Texas Gov. Rick Perry quickly discovered that national politics is a whole different game than statewide politics -- even in as huge a place as the Lone Star State -- shortly after he formally announced his presidential candidacy in South Carolina. Perry said Ben Bernanke, chairman of the Federal Reserve, was acting in a “treasonous” way with national monetary policy. He also said that were Bernanke down in Texas, he’d be treated “pretty ugly” because of his job performance.
Of course the statements, in the glare of the national presidential campaign spotlight, created a controversy. A spokesman for Perry said he was “passionate” about reducing the federal debt, and Perry refused to back down from the statement. His comments generated widespread criticism across the country, including barbs from former officials of the administration of George W. Bush, who appointed Bernanke to his post.

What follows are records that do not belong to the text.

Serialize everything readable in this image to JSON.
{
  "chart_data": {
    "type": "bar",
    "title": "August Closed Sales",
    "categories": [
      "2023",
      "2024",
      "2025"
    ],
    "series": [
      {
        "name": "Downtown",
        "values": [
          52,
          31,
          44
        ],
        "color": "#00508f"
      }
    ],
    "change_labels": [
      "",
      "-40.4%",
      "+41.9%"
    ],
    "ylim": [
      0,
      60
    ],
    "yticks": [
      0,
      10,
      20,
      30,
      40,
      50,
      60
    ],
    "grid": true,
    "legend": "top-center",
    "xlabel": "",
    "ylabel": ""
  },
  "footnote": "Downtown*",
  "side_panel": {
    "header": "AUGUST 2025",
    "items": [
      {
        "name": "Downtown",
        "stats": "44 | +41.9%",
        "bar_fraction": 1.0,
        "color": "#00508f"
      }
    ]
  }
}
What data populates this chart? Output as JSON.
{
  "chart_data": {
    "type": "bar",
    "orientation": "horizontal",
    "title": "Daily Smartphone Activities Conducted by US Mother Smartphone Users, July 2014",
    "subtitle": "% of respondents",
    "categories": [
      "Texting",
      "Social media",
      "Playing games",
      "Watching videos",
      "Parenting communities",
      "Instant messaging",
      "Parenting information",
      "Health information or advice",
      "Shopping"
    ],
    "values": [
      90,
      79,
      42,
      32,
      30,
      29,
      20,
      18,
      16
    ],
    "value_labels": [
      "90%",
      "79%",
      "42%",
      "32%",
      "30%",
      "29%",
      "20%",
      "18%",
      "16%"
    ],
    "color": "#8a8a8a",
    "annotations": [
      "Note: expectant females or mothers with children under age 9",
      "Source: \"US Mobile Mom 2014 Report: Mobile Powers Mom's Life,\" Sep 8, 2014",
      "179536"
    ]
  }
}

With the economy still struggling mightily and the financial markets in turmoil, President Obama is certainly vulnerable; his approval ratings are the lowest they’ve ever been. But nobody in the crowded Republican field has been able to step forward to a clear front runner’s position, and Perry’s gaffe proves that he has lots to learn about national politics, too. The election is still well over a year away, and it will be interesting to see which GOP candidate finally clears the field. But one thing’s clear: those who expected Perry to gain immediate favor were wrong.